The ‘Fuel Price Stand Against Tax’ Facebook group currently has 48,000 members.

Further afield, demonstrators are expected to block the Price of Wales Bridge between England and Wales.

It comes as fuel prices in dozens of Sheffield forecourts have now reached upwards of 193p per litre for unleaded and 199.9p for diesel.

Protests will mainly target three-lane motorways and see slow-downs on two lanes, leaving the fast lane free, according to FairFuelUK founder Howard Cox.

While he said his organisation is not involved in the action, he is “fully supportive” of the demonstrations so long as they are conducted legally.

It comes after Chancellor Rishi Sunak cut fuel duty by 5p per litre in March this year, when unleaded prices were averaging 165p per litre in the UK.

Mr Sunak has said he will carefully consider calls for a “more substantial” fuel duty cut.

In early June, business secretary Kwasi Kwarteng ordered an enquiry by the UK’s competition watchdog to see if the 5p cut was properly passed on to motorists.

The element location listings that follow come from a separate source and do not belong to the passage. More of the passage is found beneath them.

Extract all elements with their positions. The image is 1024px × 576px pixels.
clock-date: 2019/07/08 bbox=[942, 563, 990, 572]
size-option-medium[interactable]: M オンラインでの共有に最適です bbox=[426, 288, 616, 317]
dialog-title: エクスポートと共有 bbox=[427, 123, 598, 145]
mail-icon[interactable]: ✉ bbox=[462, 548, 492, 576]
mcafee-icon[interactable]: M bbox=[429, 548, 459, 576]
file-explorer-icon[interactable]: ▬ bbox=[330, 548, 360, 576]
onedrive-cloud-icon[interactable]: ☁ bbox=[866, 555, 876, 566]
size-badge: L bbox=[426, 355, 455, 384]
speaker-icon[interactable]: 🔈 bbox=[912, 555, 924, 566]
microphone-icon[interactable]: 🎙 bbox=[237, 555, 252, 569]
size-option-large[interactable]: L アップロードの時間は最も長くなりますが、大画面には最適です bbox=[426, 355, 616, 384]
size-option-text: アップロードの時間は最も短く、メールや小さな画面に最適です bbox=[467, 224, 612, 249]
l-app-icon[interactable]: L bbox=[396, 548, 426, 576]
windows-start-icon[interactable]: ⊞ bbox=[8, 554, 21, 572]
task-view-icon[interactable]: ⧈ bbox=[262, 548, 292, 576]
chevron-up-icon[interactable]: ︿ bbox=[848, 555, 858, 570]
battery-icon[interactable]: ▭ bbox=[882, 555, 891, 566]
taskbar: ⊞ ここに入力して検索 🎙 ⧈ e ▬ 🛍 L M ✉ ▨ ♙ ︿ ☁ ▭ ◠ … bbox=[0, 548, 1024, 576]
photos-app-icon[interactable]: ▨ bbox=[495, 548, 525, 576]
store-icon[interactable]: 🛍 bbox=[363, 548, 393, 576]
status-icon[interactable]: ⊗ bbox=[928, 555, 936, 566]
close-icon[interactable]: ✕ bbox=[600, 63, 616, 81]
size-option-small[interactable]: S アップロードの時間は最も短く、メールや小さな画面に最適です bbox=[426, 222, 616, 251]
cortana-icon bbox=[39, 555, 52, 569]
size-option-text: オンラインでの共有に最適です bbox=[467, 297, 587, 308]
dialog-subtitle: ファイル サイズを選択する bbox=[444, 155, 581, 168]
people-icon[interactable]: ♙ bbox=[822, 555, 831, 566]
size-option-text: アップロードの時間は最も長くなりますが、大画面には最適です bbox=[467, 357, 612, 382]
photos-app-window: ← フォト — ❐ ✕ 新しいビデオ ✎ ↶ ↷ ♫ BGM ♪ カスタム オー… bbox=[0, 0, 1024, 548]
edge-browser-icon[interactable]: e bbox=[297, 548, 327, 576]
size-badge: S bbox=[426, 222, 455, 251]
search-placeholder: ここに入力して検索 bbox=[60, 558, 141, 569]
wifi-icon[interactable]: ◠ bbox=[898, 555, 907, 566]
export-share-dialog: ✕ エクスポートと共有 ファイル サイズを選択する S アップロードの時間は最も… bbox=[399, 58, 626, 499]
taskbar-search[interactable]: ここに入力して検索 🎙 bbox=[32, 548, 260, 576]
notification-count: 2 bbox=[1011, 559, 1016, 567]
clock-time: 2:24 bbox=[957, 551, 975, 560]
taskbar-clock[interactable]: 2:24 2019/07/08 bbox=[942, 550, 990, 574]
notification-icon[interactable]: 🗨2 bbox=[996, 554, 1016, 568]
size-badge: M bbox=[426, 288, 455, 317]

Mr Cox told the PA news agency: “I totally support their protest because people have reached the end of their tethers at the moment.”

He said other countries had cut fuel duty by more than the UK and asked “why the hell are we not doing it here?”

The Government said despite seeing motorists’ frustrations, people's day-to-day lives should not be disrupted and warned that traffic delays "will only add to fuel use”.